Miller has had a similar experience working with the kids in his cast. "These teenagers are much more enlightened than I was, and obviously that's a healthy development. The real challenge," he says, "was to get them into an 1890s mindset, when an average People magazine would have been considered pornography."
Indeed. According to Duncan Sheik, the Grammy-nominated singer-songwriter who composed the music for "Spring Awakening," "11- and 12-year-old kids are having those conversations among themselves, for better or worse." Sheik's own aunt and uncle grappled with the question of whether to bring Sheik's pre-teen cousin to the Broadway show.
They did, and Sheik says that his relatives - like many parents - were ultimately grateful for the opportunity to answer the questions their daughter peppered them with afterward.
"All of these things are out there," says Sheik, "and 'Spring Awakening' deals with it in a pretty elegant or pretty comedic way. My attitude about it is if someone goes to 'Spring Awakening' and they have trouble with the material, they need therapy."
The psychotherapy industry, it hardly bears noting, is thriving.
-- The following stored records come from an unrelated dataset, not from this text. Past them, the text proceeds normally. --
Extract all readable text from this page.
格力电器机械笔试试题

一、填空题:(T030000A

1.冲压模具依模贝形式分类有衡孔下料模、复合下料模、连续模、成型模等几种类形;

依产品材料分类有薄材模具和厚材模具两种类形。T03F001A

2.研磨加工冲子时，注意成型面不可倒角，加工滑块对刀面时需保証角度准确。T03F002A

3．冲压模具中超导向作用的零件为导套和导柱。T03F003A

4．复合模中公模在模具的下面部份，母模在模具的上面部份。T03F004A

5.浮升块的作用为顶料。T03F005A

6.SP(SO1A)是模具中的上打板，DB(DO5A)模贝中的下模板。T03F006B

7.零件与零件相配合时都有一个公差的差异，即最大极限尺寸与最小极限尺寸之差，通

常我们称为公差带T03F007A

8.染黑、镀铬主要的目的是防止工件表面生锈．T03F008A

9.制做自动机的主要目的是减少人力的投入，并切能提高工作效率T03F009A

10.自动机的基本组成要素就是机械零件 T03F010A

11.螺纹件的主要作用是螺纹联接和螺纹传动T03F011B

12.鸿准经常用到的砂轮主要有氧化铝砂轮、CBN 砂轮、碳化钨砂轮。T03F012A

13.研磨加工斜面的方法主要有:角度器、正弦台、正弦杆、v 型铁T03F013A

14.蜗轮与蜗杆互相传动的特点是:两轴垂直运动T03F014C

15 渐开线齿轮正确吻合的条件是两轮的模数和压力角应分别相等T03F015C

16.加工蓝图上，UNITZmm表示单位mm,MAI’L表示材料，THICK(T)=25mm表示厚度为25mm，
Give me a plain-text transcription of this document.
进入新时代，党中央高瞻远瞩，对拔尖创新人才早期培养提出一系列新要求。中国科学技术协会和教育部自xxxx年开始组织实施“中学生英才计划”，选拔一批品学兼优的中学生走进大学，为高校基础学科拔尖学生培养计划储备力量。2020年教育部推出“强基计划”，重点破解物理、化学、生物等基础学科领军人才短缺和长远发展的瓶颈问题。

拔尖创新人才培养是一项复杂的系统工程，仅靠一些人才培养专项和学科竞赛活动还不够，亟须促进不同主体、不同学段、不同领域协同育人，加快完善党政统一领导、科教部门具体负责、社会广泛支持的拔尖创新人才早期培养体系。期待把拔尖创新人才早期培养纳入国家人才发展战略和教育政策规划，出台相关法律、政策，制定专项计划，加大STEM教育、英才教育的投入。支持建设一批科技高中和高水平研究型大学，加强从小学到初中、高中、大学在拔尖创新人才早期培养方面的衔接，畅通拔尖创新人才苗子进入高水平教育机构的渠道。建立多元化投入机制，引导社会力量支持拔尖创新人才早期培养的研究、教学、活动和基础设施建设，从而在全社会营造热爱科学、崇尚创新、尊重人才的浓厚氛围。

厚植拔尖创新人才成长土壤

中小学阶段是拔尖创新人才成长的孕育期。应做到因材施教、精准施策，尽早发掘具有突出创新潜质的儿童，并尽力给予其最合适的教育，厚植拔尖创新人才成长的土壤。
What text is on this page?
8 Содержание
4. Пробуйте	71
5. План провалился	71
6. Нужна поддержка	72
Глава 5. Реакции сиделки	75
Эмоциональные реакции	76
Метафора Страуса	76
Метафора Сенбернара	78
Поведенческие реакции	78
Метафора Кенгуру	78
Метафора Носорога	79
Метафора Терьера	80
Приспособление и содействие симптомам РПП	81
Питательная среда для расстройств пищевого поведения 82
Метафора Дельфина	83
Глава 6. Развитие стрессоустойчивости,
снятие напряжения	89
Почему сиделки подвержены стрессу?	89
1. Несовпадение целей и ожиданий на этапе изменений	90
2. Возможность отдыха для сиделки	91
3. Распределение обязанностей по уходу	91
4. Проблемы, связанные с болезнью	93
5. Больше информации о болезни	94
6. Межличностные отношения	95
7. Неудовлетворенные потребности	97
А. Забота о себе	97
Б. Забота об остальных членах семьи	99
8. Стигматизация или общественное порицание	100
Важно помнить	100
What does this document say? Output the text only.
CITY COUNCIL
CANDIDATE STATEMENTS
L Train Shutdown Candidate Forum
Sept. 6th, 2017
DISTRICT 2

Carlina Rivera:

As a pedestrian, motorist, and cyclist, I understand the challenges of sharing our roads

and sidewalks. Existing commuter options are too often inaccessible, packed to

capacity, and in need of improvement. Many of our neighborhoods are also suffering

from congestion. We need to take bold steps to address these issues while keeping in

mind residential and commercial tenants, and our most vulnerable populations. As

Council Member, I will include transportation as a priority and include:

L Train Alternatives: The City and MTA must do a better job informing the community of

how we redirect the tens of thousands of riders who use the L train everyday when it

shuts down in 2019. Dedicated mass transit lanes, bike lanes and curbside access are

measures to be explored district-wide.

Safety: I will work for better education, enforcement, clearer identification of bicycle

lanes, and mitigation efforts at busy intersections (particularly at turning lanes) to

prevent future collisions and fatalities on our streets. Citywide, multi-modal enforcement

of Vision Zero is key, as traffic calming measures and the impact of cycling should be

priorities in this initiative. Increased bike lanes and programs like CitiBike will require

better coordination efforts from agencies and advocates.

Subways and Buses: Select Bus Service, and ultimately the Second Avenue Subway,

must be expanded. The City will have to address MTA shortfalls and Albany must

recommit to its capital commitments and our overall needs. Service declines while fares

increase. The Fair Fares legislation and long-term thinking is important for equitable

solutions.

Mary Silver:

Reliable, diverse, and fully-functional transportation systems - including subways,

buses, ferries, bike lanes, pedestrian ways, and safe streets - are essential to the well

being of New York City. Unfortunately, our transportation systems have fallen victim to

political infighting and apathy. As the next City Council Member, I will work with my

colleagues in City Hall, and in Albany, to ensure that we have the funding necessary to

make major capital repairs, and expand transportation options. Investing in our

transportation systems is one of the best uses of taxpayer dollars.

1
So is "Spring Awakening," which won eight Tony awards, will open in 18 countries this year, and is being developed into a feature film. Therese Provenzano, chorus director at Weston High School, will be bringing 40 of her students to see the musical in Boston - one of five shows she attends annually with school groups. Permission slips from parents are required for every theater outing; several called Provenzano with concerns about "Spring Awakening," but only one student is not being allowed to attend.
"This kind of experience can open up a whole world for kids," says Provenzano. "Theater is a way to express your feelings, but also a place to see that what you're feeling is timeless, and that you're being recognized. They think they're alone. But they're not."